Qualitative feedback from caregivers of children with achondroplasia highlighted the positive effects of VOXZOGO on various aspects of health-related quality of life. These benefits were observed in physical, emotional, and social domains. Notably, improvements in physical abilities were reported, including enhanced motor skills such as reaching, walking, running, balancing, and cycling, as well as better self-care. These improvements hold particular significance for children and their families affected by the condition. 

Hank Fuchs, M.D., president of Worldwide Research and Development at BioMarin, mentioned “VOXZOGO is the first and only approved treatment for children with achondroplasia, providing families with an option that can be initiated in infants, and we are excited to continue investigating its possibilities in other genetic skeletal conditions through our CANOPY clinical program.”

He further added, “The data at ISDS continue to demonstrate the safety and efficacy of VOXZOGO, underscoring the clinical value of our approach with CNP as an effective, central regulator of growth-related development as our research seeks to transform the treatment landscape for families impacted by achondroplasia and other genetic skeletal conditions.”
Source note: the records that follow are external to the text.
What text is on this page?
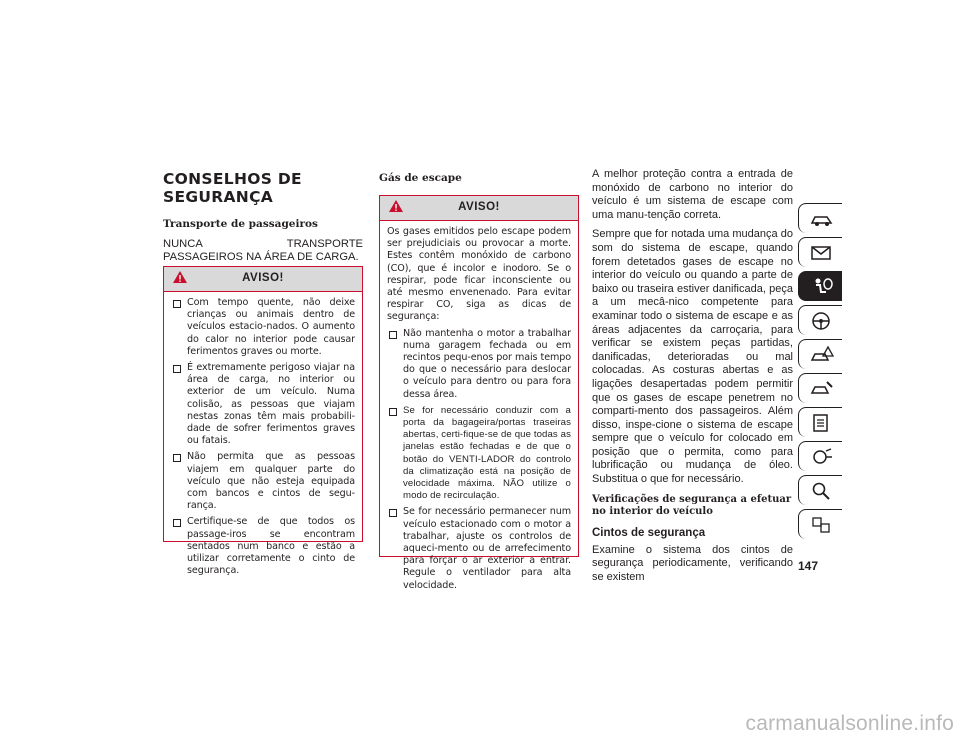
CONSELHOS DE
SEGURANÇA
Transporte de passageiros
NUNCA TRANSPORTE PASSAGEIROS NA ÁREA DE CARGA.
AVISO!
Com tempo quente, não deixe crianças ou animais dentro de veículos estacio-nados. O aumento do calor no interior pode causar ferimentos graves ou morte.
É extremamente perigoso viajar na área de carga, no interior ou exterior de um veículo. Numa colisão, as pessoas que viajam nestas zonas têm mais probabili-dade de sofrer ferimentos graves ou fatais.
Não permita que as pessoas viajem em qualquer parte do veículo que não esteja equipada com bancos e cintos de segu-rança.
Certifique-se de que todos os passage-iros se encontram sentados num banco e estão a utilizar corretamente o cinto de segurança.
Gás de escape
AVISO!
Os gases emitidos pelo escape podem ser prejudiciais ou provocar a morte. Estes contêm monóxido de carbono (CO), que é incolor e inodoro. Se o respirar, pode ficar inconsciente ou até mesmo envenenado. Para evitar respirar CO, siga as dicas de segurança:
Não mantenha o motor a trabalhar numa garagem fechada ou em recintos pequ-enos por mais tempo do que o necessário para deslocar o veículo para dentro ou para fora dessa área.
Se for necessário conduzir com a porta da bagageira/portas traseiras abertas, certi-fique-se de que todas as janelas estão fechadas e de que o botão do VENTI-LADOR do controlo da climatização está na posição de velocidade máxima. NÃO utilize o modo de recirculação.
Se for necessário permanecer num veículo estacionado com o motor a trabalhar, ajuste os controlos de aqueci-mento ou de arrefecimento para forçar o ar exterior a entrar. Regule o ventilador para alta velocidade.
A melhor proteção contra a entrada de monóxido de carbono no interior do veículo é um sistema de escape com uma manu-tenção correta.
Sempre que for notada uma mudança do som do sistema de escape, quando forem detetados gases de escape no interior do veículo ou quando a parte de baixo ou traseira estiver danificada, peça a um mecâ-nico competente para examinar todo o sistema de escape e as áreas adjacentes da carroçaria, para verificar se existem peças partidas, danificadas, deterioradas ou mal colocadas. As costuras abertas e as ligações desapertadas podem permitir que os gases de escape penetrem no comparti-mento dos passageiros. Além disso, inspe-cione o sistema de escape sempre que o veículo for colocado em posição que o permita, como para lubrificação ou mudança de óleo. Substitua o que for necessário.
Verificações de segurança a efetuar no interior do veículo
Cintos de segurança
Examine o sistema dos cintos de segurança periodicamente, verificando se existem
147
carmanualsonline.info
On the psychosocial front, there were gains in confidence and social interactions. Furthermore, data from an investigator-led analysis of BioMarin's Phase 2 111-205 study, presented at the 2024 International Conference on Children's Bone Health, revealed that after around five years of receiving VOXZOGO, children (n=30) experienced substantial increases in bone length and metacarpal cortical area. This suggests that the treatment helps maintain bone strength as it grows longer.
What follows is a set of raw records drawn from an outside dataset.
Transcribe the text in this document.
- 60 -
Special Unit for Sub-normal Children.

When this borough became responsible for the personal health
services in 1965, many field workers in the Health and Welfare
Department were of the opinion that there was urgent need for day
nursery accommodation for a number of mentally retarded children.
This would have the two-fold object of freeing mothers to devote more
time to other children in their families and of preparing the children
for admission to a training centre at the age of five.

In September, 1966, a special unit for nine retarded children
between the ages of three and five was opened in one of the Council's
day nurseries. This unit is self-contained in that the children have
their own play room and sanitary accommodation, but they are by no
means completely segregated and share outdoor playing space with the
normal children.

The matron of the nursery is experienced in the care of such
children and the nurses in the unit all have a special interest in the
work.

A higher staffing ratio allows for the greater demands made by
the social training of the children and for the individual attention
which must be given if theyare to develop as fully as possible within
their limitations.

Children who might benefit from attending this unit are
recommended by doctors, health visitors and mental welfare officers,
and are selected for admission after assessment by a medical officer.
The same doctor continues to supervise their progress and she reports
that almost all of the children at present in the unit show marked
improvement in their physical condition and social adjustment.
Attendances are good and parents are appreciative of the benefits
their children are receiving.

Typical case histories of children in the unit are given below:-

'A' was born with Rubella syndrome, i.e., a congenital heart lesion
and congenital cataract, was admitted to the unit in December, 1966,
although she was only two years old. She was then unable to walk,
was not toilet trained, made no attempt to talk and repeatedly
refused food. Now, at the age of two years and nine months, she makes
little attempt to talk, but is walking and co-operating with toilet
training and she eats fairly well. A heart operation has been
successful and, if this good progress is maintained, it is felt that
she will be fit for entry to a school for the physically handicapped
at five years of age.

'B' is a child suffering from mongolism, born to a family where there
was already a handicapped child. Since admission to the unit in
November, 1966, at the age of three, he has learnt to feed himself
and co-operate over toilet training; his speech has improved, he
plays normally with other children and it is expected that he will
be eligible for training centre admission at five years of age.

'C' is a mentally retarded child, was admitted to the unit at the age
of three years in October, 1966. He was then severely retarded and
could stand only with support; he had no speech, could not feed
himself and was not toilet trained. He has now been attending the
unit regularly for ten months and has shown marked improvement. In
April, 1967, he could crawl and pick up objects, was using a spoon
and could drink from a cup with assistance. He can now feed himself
At the ISDS conference, additional presentations covered the efficacy of VOXZOGO in ongoing studies targeting a range of genetic skeletal disorders beyond just achondroplasia. The safety profile of VOXZOGO remained consistent with what has been well-established in achondroplasia.

One investigator-sponsored study highlighted promising results, demonstrating continued improvements in mean annualized growth velocity (AGV) and height standard deviation (SD) among 24 children with various genetic skeletal conditions, such as Noonan syndrome and genetic variants linked to idiopathic short stature (including ACAN deficiency and heterozygous NPR2 mutations), over the course of one year.

Updated findings from an initial clinical trial of VOXZOGO in children with hypochondroplasia showed sustained enhancements in AGV and height SD specific to hypochondroplasia in 26 participants over the same period. The treatment's effectiveness was comparable to previous results in achondroplasia, with no new safety concerns reported.